Jimmy is not at peace in his Davis & Main-provided condo, with his Davis & Main-provided big bowl of balls. He can sleep blissfully on the disgusting little fold-out in the back of the nail salon, and he’s just cautious enough to keep paying the rent for it. The shyster in the back of the nail salon is who he really is. That’s when I jotted down “it’s about authenticity”.
Meanwhile, Kim is in a pretty dark place, despite being out of the doghouse. She’s not even eager to unpack in her new-not-new office, to Howard’s surprise.
It seems to me that Kim isn’t answering Jimmy’s calls, but that she’s been quietly listening to him sing to her every morning. The complex feelings playing across her face are a joy to watch—Rhea Seehorn is absolutely amazing here, just sitting on the edge of her bed, amused, annoyed, delighted, hesitant, unhappy.
Later, we learn that she started in the mailroom at HHM, and eventually became an attorney there. It goes a long way towards explaining her affinity for Jimmy, and her belief in his journey. His success is hers, his journey is hers, and she wants him to win at it, to prove to herself that she can win. So, when she jumps into a con, she’s embracing his world, just as he embraces hers. But she doesn’t want to keep the money, because it’s not really her world.
Maybe “Giselle”’s little con is like a bride who has a one-night stand right before the wedding. Last chance to sow wild oats. Maybe it means she’s preparing herself to take Schweikart’s offer. It seems unlikely, since Patrick Fabian as Howard Hamlin is a regular cast member. On the other hand, Dennis Boutsikaris is such a distinctive presence that it seems unlikely he was cast as a throwaway character. (Although, how distinctive can he be when I invariably confuse him with Ron Silver?) (Ron Silver died in 2009, so I should definitely realize it’s not Ron Silver when I see Boutsikaris in anything new.)
We were just supposed to scare you, that’s all. –Thug
You try harder next time. –Mike
Is Mike authentic? He seems to walk a strange line. Yes, he’s grieving and guilt-ridden, and loyal above all to his daughter-in-law and granddaughter—largely as a result of that guilt, although his love for Kaylee is surely genuine. Yet, is he himself? He has a code to which he adheres, he tries to do right, he even gives Nacho back a hunk of money in the end. He’s smart and he uses his smarts to outwit self-styled tough guys. He’s also smart enough to recognize when a tough guy is the real deal, as when the murderous brothers from Breaking Bad appear. Their mere presence is enough for Mike to wake up and realize he cannot go up against a cartel boss single-handedly. But for all his welcome-mat tricks and his morality, he plays by his own rules, no one else’s—how well did that go over on the police force?

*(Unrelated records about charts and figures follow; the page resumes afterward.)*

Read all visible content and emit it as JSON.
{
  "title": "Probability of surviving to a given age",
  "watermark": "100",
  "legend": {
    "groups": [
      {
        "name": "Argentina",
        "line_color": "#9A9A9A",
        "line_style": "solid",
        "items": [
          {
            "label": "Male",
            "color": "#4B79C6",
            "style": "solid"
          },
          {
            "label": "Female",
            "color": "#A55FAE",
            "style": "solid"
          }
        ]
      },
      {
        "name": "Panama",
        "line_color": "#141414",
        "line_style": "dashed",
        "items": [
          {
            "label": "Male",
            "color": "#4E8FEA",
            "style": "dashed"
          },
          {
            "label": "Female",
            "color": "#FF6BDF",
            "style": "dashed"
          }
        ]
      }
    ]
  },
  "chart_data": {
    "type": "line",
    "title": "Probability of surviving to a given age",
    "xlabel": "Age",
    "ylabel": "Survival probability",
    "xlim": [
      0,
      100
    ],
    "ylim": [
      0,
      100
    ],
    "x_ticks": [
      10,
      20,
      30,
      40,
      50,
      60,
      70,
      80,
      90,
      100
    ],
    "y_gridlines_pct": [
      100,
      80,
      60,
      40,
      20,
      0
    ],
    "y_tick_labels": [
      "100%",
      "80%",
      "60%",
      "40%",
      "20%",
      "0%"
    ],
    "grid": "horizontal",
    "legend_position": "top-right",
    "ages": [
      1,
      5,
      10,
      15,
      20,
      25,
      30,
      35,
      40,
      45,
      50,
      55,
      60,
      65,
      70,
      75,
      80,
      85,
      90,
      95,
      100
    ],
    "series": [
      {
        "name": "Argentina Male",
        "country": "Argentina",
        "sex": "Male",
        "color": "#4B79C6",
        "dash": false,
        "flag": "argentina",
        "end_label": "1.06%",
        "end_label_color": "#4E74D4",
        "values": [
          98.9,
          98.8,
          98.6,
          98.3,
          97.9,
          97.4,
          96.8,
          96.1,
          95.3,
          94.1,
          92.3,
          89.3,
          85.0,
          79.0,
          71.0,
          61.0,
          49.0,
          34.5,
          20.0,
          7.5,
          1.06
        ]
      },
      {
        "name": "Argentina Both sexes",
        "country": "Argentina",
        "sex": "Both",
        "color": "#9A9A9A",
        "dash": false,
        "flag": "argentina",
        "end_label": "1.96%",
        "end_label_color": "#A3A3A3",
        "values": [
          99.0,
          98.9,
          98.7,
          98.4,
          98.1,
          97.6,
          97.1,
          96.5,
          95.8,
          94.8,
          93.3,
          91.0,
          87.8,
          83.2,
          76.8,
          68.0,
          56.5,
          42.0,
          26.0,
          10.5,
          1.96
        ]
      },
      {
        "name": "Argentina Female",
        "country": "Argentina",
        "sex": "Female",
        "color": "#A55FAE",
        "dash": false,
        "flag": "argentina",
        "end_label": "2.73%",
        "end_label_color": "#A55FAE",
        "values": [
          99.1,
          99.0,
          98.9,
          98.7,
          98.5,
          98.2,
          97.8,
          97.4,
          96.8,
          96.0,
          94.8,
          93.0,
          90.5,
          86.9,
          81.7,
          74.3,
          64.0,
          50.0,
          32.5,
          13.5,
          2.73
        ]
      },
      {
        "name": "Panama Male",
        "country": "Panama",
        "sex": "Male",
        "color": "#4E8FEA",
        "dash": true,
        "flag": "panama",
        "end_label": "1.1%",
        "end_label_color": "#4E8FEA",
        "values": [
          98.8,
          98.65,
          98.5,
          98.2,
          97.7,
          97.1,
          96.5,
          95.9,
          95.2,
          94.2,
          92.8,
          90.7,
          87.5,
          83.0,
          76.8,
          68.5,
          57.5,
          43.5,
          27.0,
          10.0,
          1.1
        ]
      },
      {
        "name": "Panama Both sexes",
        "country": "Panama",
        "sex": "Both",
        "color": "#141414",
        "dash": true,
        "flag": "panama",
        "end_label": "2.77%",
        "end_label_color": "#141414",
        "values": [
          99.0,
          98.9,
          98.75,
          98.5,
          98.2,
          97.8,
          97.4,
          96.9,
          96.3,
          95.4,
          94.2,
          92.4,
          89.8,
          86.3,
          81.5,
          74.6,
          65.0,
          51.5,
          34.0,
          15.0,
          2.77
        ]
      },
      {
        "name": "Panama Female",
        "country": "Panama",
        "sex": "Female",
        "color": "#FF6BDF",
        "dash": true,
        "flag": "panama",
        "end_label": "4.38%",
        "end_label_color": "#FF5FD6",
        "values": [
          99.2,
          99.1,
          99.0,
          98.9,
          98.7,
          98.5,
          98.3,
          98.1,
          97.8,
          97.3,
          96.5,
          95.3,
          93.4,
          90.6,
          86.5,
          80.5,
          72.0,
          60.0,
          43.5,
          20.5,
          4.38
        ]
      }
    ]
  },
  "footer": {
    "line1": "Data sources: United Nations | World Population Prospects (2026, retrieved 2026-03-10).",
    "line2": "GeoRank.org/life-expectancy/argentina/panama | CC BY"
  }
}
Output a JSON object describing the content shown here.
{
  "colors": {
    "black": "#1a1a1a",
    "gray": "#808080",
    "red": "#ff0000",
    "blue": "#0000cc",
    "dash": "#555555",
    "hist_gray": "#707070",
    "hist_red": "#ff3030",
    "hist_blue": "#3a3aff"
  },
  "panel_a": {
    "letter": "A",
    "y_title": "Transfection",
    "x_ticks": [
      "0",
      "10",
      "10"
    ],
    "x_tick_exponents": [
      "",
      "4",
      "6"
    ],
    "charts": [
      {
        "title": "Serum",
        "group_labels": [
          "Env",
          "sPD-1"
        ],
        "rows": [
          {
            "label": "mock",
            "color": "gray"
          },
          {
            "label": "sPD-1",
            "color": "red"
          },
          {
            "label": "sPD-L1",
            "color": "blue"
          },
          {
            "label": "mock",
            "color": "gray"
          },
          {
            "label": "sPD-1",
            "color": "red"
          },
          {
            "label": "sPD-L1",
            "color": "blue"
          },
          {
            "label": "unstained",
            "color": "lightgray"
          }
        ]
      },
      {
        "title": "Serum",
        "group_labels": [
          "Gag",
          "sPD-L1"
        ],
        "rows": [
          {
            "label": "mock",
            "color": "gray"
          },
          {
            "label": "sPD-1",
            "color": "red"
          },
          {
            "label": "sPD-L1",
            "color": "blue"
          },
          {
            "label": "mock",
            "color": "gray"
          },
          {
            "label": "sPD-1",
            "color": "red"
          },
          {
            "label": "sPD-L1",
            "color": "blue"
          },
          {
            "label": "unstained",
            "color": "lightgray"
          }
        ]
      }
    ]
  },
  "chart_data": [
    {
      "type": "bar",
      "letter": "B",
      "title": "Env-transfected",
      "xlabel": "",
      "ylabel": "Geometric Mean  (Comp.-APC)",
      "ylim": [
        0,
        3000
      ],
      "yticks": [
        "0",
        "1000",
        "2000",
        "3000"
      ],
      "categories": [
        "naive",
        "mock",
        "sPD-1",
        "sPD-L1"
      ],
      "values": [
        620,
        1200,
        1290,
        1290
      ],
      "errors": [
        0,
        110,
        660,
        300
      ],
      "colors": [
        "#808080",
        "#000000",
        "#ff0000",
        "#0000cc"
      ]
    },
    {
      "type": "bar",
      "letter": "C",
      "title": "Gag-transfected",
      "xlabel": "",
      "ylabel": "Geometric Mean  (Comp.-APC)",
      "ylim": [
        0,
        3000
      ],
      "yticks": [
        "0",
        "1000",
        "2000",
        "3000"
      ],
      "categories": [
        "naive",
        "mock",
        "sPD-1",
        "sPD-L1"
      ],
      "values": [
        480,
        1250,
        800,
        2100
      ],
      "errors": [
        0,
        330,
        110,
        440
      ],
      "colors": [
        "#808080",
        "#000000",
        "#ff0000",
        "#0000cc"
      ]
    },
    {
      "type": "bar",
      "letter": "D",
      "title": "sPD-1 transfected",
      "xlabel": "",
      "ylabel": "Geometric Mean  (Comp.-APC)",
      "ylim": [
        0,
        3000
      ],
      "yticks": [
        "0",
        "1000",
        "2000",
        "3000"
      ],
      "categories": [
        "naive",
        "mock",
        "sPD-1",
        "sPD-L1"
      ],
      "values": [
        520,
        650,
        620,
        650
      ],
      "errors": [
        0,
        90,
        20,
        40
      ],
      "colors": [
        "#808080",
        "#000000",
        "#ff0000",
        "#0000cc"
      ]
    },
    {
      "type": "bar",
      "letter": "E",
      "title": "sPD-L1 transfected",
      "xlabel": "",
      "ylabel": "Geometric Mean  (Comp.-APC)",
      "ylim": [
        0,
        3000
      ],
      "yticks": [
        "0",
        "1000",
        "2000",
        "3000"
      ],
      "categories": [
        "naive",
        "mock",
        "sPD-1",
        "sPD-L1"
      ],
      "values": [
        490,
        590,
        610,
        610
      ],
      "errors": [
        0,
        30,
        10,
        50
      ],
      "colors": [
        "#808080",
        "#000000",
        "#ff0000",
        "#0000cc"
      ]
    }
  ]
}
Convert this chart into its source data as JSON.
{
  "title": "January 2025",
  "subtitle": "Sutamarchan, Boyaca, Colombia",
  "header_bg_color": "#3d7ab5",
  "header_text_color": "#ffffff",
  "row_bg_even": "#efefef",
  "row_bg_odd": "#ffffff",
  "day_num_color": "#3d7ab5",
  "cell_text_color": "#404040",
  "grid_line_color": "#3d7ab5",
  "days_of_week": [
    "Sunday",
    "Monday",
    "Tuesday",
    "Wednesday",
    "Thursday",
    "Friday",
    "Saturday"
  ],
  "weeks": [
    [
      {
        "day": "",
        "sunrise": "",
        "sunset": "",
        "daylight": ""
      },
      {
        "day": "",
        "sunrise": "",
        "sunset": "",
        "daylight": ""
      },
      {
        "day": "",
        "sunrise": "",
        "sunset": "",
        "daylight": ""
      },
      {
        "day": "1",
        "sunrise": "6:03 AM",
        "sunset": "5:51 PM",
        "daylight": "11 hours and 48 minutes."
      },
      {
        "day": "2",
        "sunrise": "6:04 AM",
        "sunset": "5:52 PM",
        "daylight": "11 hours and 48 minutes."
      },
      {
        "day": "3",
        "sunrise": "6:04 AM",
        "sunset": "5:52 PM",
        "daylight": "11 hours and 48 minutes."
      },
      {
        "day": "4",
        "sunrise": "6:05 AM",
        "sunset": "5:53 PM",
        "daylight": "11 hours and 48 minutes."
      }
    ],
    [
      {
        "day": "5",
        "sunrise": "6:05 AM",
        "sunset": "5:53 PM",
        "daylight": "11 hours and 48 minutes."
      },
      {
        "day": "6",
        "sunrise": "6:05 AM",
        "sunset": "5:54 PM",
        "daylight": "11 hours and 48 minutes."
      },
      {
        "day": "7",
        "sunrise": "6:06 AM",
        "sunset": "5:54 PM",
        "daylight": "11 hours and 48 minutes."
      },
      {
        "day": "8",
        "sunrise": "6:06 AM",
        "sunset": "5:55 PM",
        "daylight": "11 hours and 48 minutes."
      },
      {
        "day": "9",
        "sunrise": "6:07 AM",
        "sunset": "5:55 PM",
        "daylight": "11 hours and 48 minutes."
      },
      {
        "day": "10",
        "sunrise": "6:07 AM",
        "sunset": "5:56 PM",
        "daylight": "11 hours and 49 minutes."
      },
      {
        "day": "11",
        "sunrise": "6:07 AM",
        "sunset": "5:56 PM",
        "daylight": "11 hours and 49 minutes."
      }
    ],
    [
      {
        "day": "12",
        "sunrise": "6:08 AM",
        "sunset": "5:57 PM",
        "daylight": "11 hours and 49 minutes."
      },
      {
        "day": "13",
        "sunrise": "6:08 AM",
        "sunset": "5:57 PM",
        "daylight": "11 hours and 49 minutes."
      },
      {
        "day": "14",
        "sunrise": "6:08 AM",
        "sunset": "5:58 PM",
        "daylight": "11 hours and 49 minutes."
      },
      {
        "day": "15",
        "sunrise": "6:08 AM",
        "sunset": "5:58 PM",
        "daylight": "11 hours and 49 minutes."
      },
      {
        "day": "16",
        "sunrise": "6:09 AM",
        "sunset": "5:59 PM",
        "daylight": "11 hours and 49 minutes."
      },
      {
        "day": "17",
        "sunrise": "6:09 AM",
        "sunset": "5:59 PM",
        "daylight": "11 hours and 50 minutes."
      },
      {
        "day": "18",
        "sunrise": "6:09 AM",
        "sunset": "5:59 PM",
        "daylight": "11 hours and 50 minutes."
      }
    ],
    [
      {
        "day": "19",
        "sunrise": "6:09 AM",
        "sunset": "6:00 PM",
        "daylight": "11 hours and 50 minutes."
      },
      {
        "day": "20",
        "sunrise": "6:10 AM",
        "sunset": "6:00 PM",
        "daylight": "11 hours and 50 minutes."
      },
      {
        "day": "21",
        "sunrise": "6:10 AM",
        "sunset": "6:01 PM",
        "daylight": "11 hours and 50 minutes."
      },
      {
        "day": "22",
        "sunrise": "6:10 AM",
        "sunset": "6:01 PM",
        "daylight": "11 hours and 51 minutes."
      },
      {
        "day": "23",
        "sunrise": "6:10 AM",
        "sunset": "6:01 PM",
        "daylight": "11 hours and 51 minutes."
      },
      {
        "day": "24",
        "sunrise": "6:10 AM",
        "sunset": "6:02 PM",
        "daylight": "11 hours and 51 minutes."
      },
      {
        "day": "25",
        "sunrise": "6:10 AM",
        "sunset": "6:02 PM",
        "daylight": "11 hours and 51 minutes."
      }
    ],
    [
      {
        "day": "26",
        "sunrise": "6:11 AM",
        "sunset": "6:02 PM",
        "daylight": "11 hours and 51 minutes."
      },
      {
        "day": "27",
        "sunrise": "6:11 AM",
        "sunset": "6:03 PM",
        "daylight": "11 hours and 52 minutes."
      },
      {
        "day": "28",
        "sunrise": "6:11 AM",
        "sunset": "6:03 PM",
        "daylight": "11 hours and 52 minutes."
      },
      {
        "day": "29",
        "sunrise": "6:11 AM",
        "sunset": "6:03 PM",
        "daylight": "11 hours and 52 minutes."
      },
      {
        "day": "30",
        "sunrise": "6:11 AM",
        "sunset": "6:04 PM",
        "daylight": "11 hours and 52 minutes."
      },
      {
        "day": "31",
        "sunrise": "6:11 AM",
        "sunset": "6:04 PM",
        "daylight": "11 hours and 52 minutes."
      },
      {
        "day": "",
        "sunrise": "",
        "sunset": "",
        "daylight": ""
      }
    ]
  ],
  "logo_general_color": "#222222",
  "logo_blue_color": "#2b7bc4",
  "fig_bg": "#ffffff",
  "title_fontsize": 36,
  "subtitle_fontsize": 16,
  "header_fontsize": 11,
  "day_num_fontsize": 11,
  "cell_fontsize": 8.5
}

How you manage to live so long with a mouth like that?—“Tio” Salamanaca
After Mike pistol whips the thugs his hands tremble. Fear? Anger? Adrenaline? Who is he?
But about loyalty. Mike is loyal to Kaylee and to his code. Is Kim loyal to Howard and HHM? Is Jimmy loyal to Chuck? Finding a fit, and having that fit reflect your loyalties, is what troubles all of these characters.
And by the way, I rarely mention it, but the show is a visual feast. I’m including one more illustration, just to prove the point. Every shot is gorgeous.